Apparently, her grandchild had done well in the Kenya Certificate of Primary Education (KCPE) exams whose results were released in early December and had secured a place at a national school of her choice.

The woman reckoned that could not have happened in the past when exams were stolen and children from disadvantaged families found themselves left out because they could not play in that league.

But joining Knec was a tough decision. Although he is an accomplished university administrator and top surgeon, Prof Magoha reckons that he initially felt uncomfortable handling examinations for primary and secondary schools.

ZEAL AND GUSTO

“I was trained to handle adults — university students — so I felt I was unsuitable to manage exams for those at lower levels,” he says.

“I took time to think through it and it later dawned on me that unless we cleaned [up] the rot at the lower levels, we were not going to sit pretty at the university.”

Clearly, there is an intricate nexus between schools and universities. Ill-prepared high school students cannot competently go through university education. And so, if there is a problem in schools, it is in the interest of those at the university to fix it.

Prof Magoha took the office with the zeal and gusto he is well known for. The first task was to appoint a chief executive officer to replace Dr Kivilu, who had been sacked. But this was not going to be because Dr Kivilu had gone to court to challenge his sacking.

The matter has not been concluded and so the council continues to operate with an acting chief executive — Mercy Karogo.

THE MESS AT KNEC

The second assignment was to clean up the system. Many things had gone wrong at Knec. There were no controls and cartels ran the exams. For example, too many people had access to exams.
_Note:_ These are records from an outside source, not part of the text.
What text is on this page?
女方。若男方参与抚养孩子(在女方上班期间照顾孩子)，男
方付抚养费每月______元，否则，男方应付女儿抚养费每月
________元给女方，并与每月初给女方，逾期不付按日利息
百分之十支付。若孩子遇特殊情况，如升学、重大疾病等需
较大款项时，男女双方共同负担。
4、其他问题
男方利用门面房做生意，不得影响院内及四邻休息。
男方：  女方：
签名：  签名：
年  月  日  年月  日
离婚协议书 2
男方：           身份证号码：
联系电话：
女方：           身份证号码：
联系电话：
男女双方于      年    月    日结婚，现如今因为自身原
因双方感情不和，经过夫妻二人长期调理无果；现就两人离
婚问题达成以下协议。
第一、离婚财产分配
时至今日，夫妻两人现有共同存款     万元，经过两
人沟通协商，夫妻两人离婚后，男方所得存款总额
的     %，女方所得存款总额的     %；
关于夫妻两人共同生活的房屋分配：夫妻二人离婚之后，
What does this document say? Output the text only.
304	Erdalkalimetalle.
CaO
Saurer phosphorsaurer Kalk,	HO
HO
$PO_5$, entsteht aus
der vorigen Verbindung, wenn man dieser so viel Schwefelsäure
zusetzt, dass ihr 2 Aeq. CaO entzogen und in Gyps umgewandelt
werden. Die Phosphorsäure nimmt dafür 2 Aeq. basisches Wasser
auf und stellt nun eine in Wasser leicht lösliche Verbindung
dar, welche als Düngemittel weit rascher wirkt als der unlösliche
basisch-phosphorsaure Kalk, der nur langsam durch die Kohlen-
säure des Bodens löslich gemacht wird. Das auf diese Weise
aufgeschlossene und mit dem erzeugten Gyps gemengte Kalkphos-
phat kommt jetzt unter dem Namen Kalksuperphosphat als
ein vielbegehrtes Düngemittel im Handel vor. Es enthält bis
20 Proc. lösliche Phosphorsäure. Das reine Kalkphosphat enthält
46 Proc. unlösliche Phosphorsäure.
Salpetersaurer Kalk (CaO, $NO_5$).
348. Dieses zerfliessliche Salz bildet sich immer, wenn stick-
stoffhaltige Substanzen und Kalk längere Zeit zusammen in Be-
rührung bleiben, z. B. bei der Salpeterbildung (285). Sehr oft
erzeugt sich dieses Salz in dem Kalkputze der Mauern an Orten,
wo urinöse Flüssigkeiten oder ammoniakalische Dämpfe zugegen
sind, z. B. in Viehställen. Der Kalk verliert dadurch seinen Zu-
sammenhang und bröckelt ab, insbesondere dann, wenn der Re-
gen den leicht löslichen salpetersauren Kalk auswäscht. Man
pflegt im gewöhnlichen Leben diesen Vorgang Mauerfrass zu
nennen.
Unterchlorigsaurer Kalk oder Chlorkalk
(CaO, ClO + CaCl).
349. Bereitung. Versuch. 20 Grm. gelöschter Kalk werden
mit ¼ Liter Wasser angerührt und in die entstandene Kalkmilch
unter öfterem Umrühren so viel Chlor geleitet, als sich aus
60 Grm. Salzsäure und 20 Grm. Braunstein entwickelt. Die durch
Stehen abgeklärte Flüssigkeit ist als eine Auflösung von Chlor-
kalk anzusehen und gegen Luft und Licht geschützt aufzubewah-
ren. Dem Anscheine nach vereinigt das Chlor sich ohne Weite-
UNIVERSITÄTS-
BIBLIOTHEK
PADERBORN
This had to be stopped. Matters were made worse by the practice at the council of setting exams years in advance and keeping them in a databank.

Literally, these papers were accessible to many people and, not surprisingly, easily found their way into the hands of the cartels that sold them to schools and parents.

Prof Magoha’s team decried that all the papers be trashed and fresh ones set — and only by a new crop of properly vetted examiners.

Concomitant to that, the new team ordered a suitability test for Knec staff and a number had to go because their hands were not clean.

DRILLING FOR EXAMS

In the seven months Prof Magoha had been at Knec, he says he was horrified by the rot in the education chain — right from schools, districts and counties to the national level.

In many cases, teachers had long stopped teaching; instead, they only drilled candidates to pass exams.

“I went through many scripts randomly and was shocked that many candidates could not answer even common knowledge questions, [and] hence only managed to score four or six per cent,” he says.

“It is not that they are weak, but they had not been taught,” he says. 

It transpires that many schools had devised various dubious ways of preparing candidates to pass exams. For example, the four-year syllabus is completed in Form Three.

Come Form Four and the teachers did what they referred to as re-teaching, a camouflage for drilling candidates as they revised leaked test papers.